What makes you Human?
The Turing Test Review 3/5 Xbox One, Microsoft Windows, $20
September 21, 2016
Are you a robot? Obviously not, is probably your initial reaction. There’s proof – pictures of you, videos and audio of you throughout your life. So you’re not made from code. But if you were, do you think you could understand how humans worked? Not biologically, but psychologically. Do characteristics like humility or sacrifice make what we are human? In The Turing Test, the answers to these questions get a little messy.
In this first-player puzzle adventure, you play as Ava Turing, an astronaut on one of Jupiter’s moons, Europa. Your main goal is to find the crew that has disappeared deep within the base. You, alongside the base’s artificial intelligence (AI), Tom, solve Portal-esque puzzles as you journey deeper into the base, and closer to figuring out the mystery of what has happened to your crew.
Sadly, I was expecting more out of this game than what I received. I was expecting a philosophical awakening, questioning of morality and mortality, where philosophical science fiction met puzzle-level organization that racked my brain and made it a game to remember. What I got was something along those lines, but shorter and easier, less retainable.

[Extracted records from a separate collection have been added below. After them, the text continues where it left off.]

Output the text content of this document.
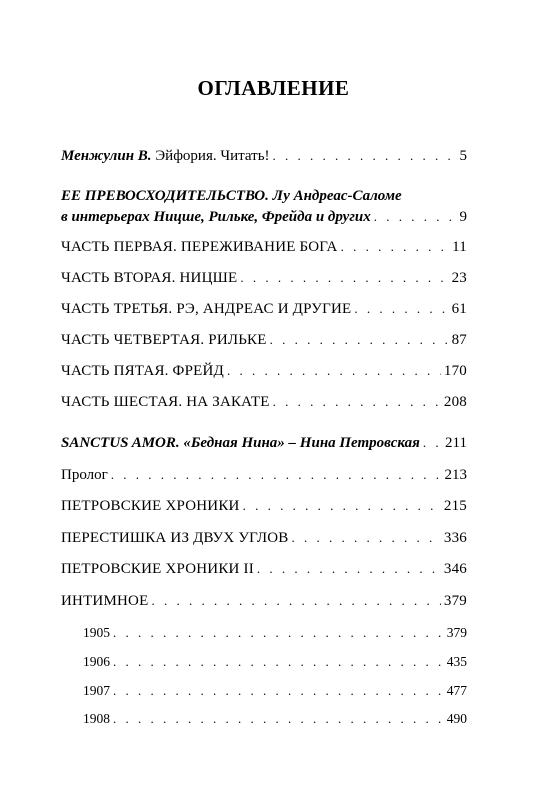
ОГЛАВЛЕНИЕ
Менжулин В. Эйфория. Читать! . . .	5
ЕЕ ПРЕВОСХОДИТЕЛЬСТВО. Лу Андреас-Саломе
в интерьерах Ницше, Рильке, Фрейда и других . . .	9
ЧАСТЬ ПЕРВАЯ. ПЕРЕЖИВАНИЕ БОГА . . .	11
ЧАСТЬ ВТОРАЯ. НИЦШЕ . . .	23
ЧАСТЬ ТРЕТЬЯ. РЭ, АНДРЕАС И ДРУГИЕ . . .	61
ЧАСТЬ ЧЕТВЕРТАЯ. РИЛЬКЕ . . .	87
ЧАСТЬ ПЯТАЯ. ФРЕЙД . . .	170
ЧАСТЬ ШЕСТАЯ. НА ЗАКАТЕ . . .	208
SANCTUS AMOR. «Бедная Нина» – Нина Петровская . . . 211
Пролог . . .	213
ПЕТРОВСКИЕ ХРОНИКИ . . .	215
ПЕРЕСТИШКА ИЗ ДВУХ УГЛОВ . . .	336
ПЕТРОВСКИЕ ХРОНИКИ II . . .	346
ИНТИМНОЕ . . .	379
1905 . . .	379
1906 . . .	435
1907 . . .	477
1908 . . .	490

Some parts of gameplay were more repetitive than others: sequences in-between puzzles, the sort-of spoiling the end before the ending, and how some of the puzzles seemed exactly the same. Highlights featured easter egg rooms and mentioning popular psychological experiments relating to AI throughout human history. My favorite was the repeated mentioning and introduction of the Chinese room thought experiment, which questions the difference between an AI “knowing” how humans react to something, or whether they just “simulate” how they know humans are supposed to act.

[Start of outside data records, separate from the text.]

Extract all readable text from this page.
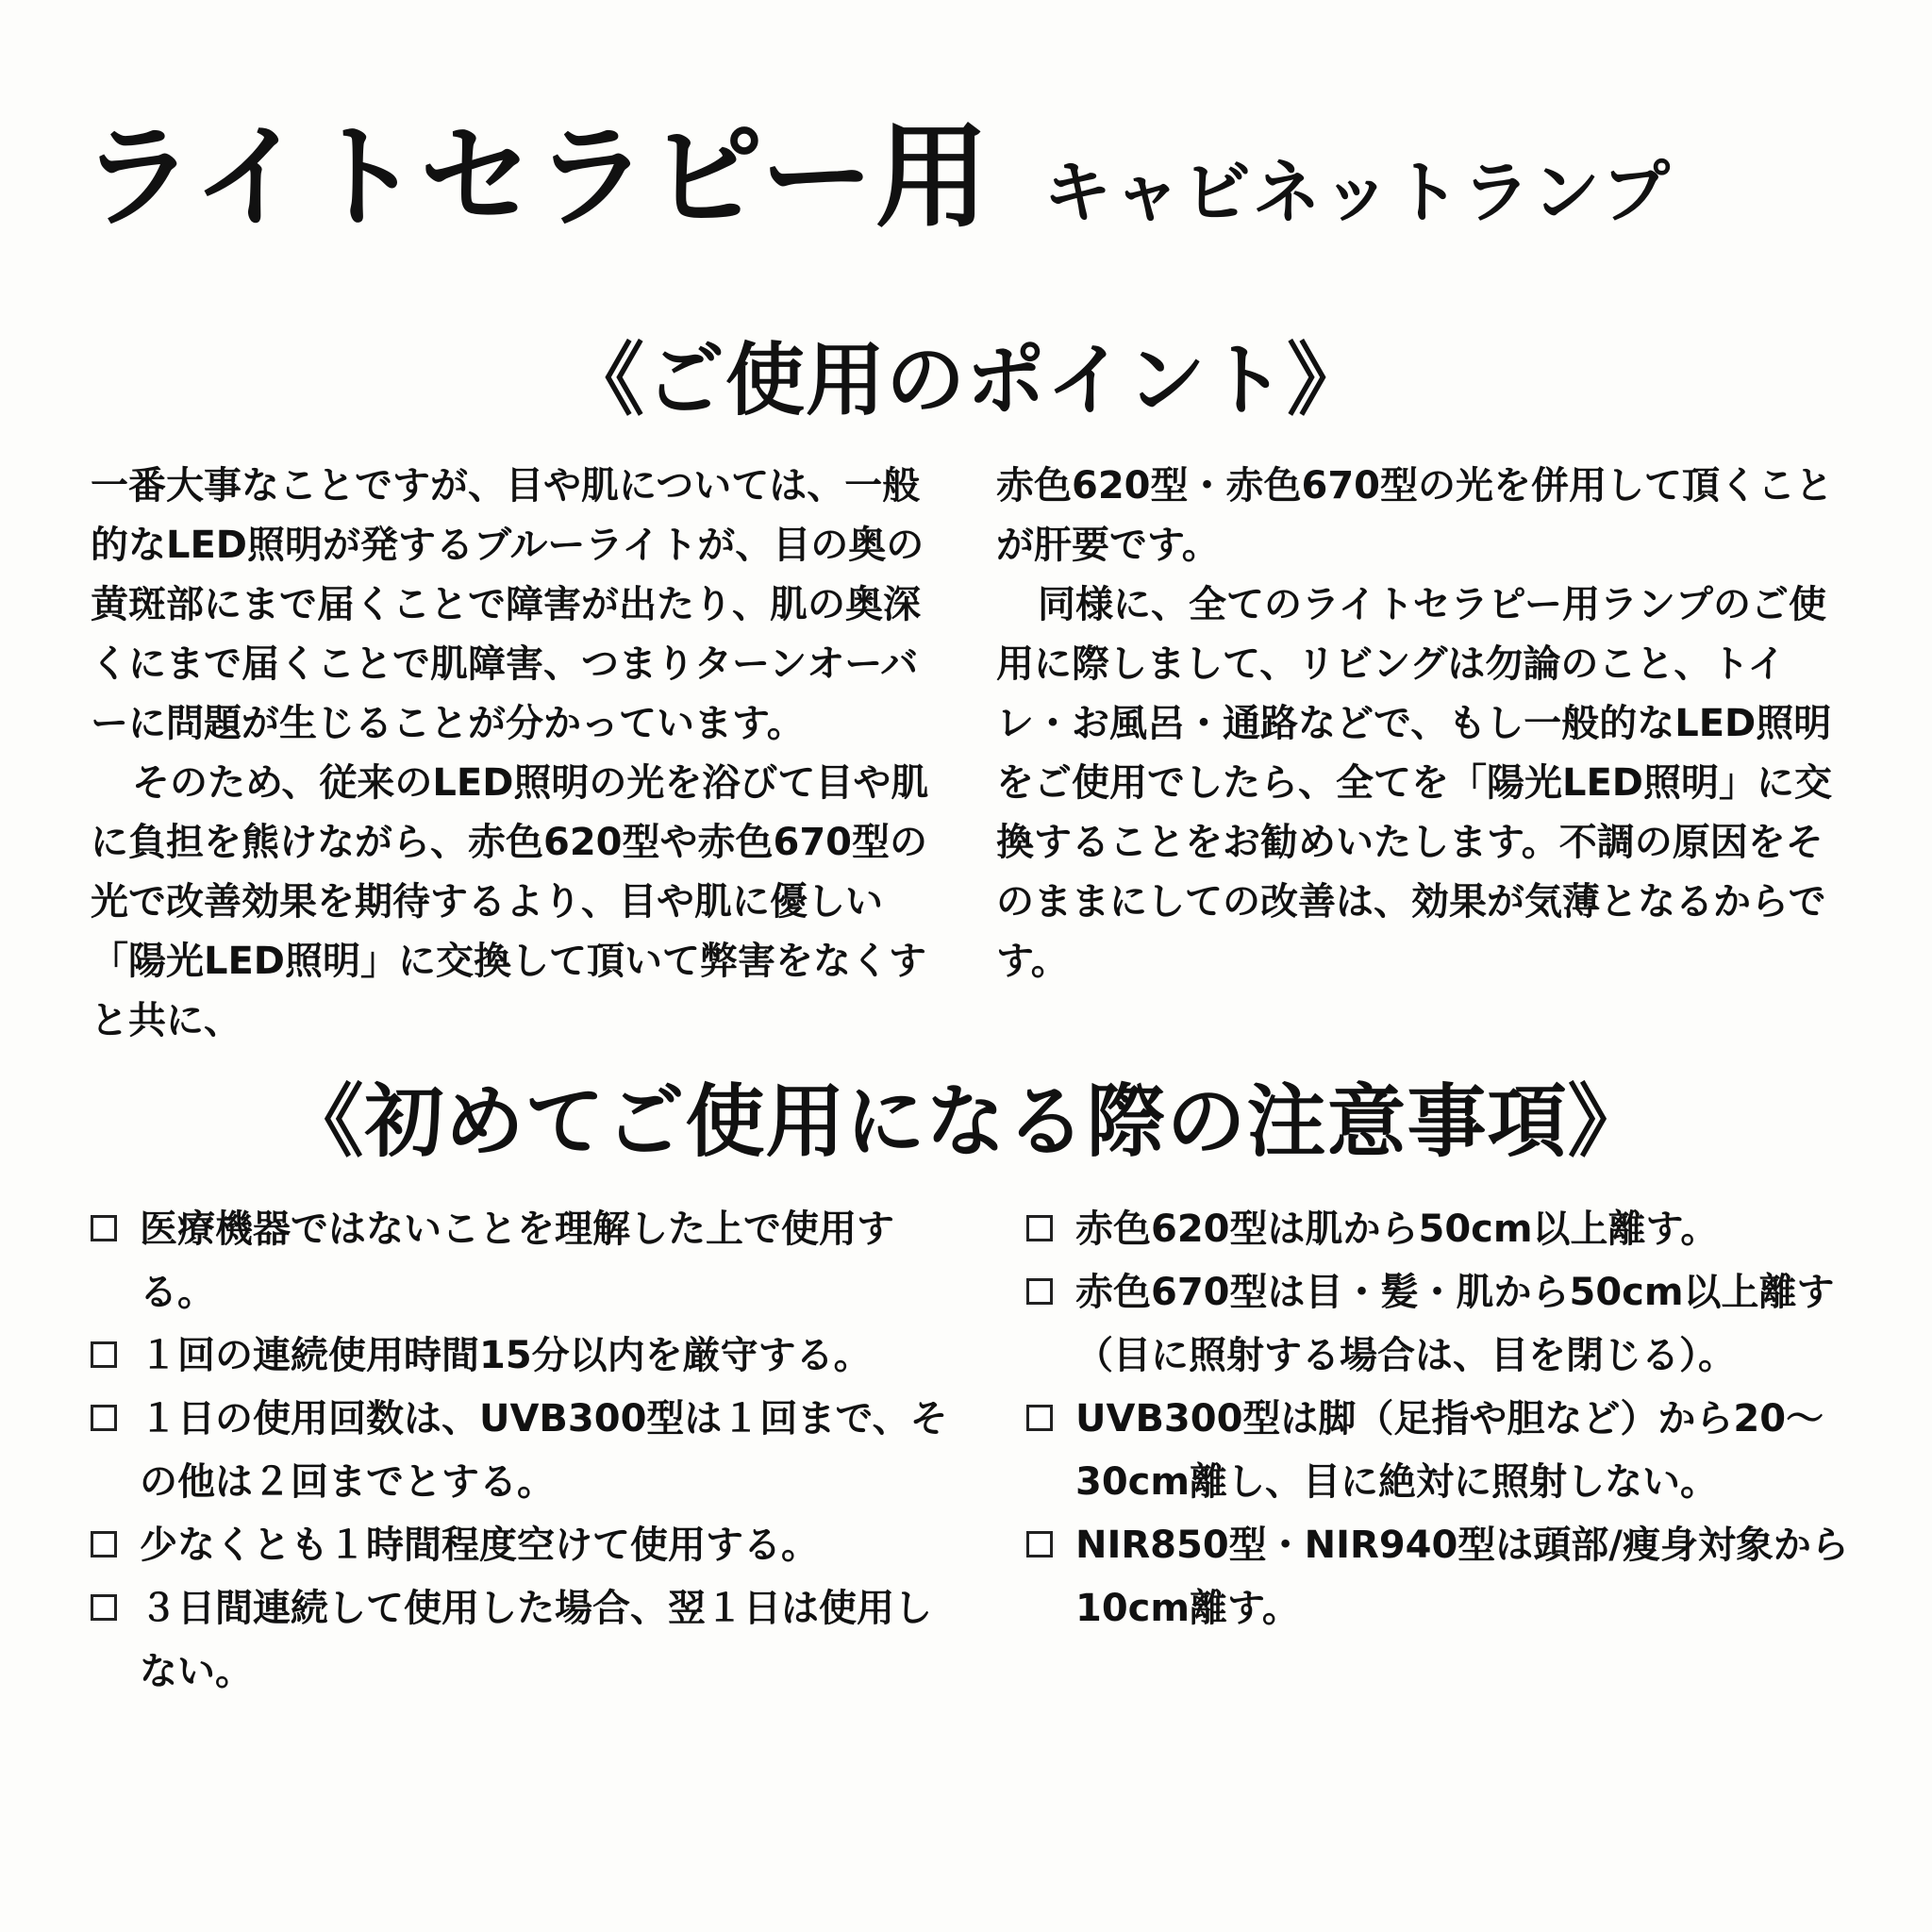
ライトセラピー用 キャビネットランプ
《ご使用のポイント》

一番大事なことですが、目や肌については、一般的なLED照明が発するブルーライトが、目の奥の黄斑部にまで届くことで障害が出たり、肌の奥深くにまで届くことで肌障害、つまりターンオーバーに問題が生じることが分かっています。

そのため、従来のLED照明の光を浴びて目や肌に負担を熊けながら、赤色620型や赤色670型の光で改善効果を期待するより、目や肌に優しい「陽光LED照明」に交換して頂いて弊害をなくすと共に、

赤色620型・赤色670型の光を併用して頂くことが肝要です。

同様に、全てのライトセラピー用ランプのご使用に際しまして、リビングは勿論のこと、トイレ・お風呂・通路などで、もし一般的なLED照明をご使用でしたら、全てを「陽光LED照明」に交換することをお勧めいたします。不調の原因をそのままにしての改善は、効果が気薄となるからです。

《初めてご使用になる際の注意事項》
医療機器ではないことを理解した上で使用する。
１回の連続使用時間15分以内を厳守する。
１日の使用回数は、UVB300型は１回まで、その他は２回までとする。
少なくとも１時間程度空けて使用する。
３日間連続して使用した場合、翌１日は使用しない。
赤色620型は肌から50cm以上離す。
赤色670型は目・髪・肌から50cm以上離す（目に照射する場合は、目を閉じる）。
UVB300型は脚（足指や胆など）から20〜30cm離し、目に絶対に照射しない。
NIR850型・NIR940型は頭部/痩身対象から10cm離す。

Relying mostly on audio to tell the plot, The Turing Test’s voice acting was really the star of this game. Being primarily a puzzle game, most of the audio comes from designated audio logs of the crew you find around the base. It’s all incredibly realistic, which makes this game, starring you being very alone in space, a little more horror-oriented than might have seemed at first glance.
This is the kind of game I’d consider worth it on sale, half off when you’re in the mood to sit down and escape for awhile. The graphics will pull you in. The puzzles will distract you from the plot just long enough to not figure out the ending within the first half of gameplay. And the voice acting’s reality and drama will make you feel as if your decisions really could determine the fate of humanity.
Video games like this are interesting in that they seem to be searching for a reaction, a common result. As figurative as their concepts may be – artificial intelligence may be nearing, but it certainly isn’t spotless yet – games like The Turing Test show that their consequences can still hold major dilemmas for mankind.